LOCOS POR GARCíA MÁRQUEZ O NAPOLEÓN



Por Eduardo García Aguilar
(Publicado en La Patria, Colombia, el domingo 11 de marzo de 2012. En La foto Jorge Amado, Gabo y la Gaba)
Aparte sus biógrafos, Dasso Saldívar y Gerald Martin, que muy cuerdos pasaron décadas estudiando su vida y viajaron por el mundo tras sus huellas, hay miles de personas que en las últimas décadas enloquecieron por el éxito y la fama mundial de García Márquez, quien acaba de cumplir 85 años en México.
Sabemos muy bien que el éxito y la fama, o eso que llaman gloria, concepto muy romántico, atraen la desesperada admiración de quienes no son nada, o son poco, o tal vez mucho, tal y como ocurrió con Napoleón y Bolívar, que en el fondo fue un loco que imitaba al primero.
La psiquiatría al parecer nació para tratar de curar a centenares de personas que en su momento se creyeron Napoleón y poblaron los manicomios de Europa en esa fría primera mitad del siglo XIX. Fue tal el fenómeno, que varias herederas del Emperador no solo fueron grandes discípulas de Sigmund Freud, sino que hoy, por estas fechas, a comienzos de siglo XXI, siguen estudiando, como la señora Murat, el terrible fenómeno de quienes en su época enloquecieron por la gloria del personaje que llegó a lo más alto para caer luego de manera estrepitosa al precipicio del fracaso agónico en la isla de Santa Helena.

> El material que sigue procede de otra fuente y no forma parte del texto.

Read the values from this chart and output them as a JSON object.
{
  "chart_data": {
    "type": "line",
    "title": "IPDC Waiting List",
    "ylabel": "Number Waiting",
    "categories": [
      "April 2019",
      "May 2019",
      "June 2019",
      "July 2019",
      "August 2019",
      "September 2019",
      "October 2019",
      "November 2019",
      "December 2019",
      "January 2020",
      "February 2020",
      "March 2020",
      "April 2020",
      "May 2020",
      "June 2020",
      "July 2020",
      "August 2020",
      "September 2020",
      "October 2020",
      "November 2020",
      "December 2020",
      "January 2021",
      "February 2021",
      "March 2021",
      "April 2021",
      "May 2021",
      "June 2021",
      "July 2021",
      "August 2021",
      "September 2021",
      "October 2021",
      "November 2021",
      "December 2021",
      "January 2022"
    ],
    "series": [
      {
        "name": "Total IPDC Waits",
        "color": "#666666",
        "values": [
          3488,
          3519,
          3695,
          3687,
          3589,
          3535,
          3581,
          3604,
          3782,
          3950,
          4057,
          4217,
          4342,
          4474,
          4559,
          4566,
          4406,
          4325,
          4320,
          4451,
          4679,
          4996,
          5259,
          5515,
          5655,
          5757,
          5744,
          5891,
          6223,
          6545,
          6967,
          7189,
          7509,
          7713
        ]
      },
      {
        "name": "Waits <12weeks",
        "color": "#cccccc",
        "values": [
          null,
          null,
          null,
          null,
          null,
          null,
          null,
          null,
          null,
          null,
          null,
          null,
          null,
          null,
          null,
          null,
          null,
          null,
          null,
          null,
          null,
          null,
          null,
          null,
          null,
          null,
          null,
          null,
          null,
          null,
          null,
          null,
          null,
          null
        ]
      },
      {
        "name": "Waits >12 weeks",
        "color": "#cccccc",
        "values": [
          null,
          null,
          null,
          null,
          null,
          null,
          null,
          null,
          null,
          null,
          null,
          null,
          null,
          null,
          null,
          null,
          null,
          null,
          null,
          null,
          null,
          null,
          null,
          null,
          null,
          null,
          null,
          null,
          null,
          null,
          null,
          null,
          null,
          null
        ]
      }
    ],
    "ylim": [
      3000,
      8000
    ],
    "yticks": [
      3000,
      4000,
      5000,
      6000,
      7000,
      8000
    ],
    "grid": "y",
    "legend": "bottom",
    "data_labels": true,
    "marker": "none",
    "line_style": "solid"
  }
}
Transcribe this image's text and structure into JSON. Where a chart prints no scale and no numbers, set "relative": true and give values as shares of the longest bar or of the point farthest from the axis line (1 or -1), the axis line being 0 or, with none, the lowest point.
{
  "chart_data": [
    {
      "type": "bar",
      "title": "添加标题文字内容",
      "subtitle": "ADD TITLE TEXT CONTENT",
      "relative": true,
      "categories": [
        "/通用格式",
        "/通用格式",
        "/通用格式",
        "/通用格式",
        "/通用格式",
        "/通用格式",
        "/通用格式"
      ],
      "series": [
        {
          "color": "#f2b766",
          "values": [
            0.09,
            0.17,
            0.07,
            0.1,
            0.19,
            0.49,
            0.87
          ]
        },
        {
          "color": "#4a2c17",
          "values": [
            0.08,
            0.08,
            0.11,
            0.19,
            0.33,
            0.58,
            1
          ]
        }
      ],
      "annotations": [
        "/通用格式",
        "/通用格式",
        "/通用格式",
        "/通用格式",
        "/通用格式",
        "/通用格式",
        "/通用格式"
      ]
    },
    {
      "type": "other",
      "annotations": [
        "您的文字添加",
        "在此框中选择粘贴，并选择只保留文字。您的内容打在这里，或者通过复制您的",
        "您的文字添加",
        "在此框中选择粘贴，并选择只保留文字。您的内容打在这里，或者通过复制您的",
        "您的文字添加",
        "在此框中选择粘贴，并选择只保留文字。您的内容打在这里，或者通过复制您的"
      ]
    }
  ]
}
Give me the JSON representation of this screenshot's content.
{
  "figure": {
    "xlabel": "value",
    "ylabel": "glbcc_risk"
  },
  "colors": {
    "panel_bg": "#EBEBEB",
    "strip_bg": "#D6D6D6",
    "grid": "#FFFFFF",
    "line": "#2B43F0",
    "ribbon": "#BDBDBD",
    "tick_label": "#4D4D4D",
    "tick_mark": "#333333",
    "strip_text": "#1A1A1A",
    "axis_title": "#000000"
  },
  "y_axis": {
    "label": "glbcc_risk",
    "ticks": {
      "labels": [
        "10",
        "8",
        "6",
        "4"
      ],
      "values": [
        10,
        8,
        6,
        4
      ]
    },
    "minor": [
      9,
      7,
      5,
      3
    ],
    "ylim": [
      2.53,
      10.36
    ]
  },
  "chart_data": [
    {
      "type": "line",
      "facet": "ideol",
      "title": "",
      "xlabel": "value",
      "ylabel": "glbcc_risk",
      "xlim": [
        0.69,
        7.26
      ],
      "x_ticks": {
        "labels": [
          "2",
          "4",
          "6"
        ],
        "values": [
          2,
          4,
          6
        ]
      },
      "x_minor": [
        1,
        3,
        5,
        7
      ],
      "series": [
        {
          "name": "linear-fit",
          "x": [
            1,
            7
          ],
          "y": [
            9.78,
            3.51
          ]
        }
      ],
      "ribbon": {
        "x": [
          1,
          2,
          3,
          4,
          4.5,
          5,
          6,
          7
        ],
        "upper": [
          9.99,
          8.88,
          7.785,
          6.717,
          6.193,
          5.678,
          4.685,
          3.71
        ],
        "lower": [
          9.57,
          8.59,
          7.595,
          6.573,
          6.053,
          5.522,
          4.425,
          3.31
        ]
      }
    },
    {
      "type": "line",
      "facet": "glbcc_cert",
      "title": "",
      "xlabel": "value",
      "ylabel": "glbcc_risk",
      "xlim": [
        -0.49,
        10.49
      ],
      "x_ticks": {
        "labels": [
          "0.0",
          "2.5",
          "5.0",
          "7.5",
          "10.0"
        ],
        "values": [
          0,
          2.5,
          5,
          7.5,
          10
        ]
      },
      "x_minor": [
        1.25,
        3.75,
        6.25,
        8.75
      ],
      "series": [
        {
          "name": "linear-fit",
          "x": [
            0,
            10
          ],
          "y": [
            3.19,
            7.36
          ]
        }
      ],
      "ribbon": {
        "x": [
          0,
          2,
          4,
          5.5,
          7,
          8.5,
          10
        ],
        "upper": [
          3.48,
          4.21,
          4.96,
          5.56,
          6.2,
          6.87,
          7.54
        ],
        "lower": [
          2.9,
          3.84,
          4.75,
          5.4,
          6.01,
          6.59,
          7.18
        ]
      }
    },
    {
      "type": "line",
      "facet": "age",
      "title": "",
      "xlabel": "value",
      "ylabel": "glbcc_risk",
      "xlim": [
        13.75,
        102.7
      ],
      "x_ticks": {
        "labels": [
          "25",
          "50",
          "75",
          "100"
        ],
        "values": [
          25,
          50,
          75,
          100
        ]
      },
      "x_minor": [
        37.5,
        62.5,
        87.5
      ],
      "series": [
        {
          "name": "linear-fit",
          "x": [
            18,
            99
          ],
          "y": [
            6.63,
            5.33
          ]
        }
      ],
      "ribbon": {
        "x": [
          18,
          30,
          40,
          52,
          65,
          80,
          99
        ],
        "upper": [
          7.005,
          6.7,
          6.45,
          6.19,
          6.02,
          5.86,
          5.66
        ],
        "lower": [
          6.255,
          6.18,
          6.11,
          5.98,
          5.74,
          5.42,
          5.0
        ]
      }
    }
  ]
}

En los manicomios actuales hay gente que se cree Michael Jackson y durante casi dos siglos la figura de Napoleón fue la preferida de la demencia. Seres que deambulaban en los corredores de los hospicios con la mano puesta en el corazón y un sombrero triangular imaginario en la cabeza, inspiraron a miles de terapeutas en la ardua tarea de desentrañar sus frustraciones concretadas en la inmensa fama de sus modelos y la terrible insignificancia de sus vidas.
Ahora, a lo largo del continente, hemos vuelto a experimentar el extraño fenómeno, cuando hay personas que han dedicado sus vidas a rescatar sus huellas más mínimas, o a imitarlo escribiendo novelas similares de pueblos imaginarios con alquimistas y gitanos, o que han viajado de un lado a otro del continente para tratar de observarlo desde lejos y aplaudirlo como a una deidad milagrosa, versión literaria de vírgenes y santos de nuestra larga tradición.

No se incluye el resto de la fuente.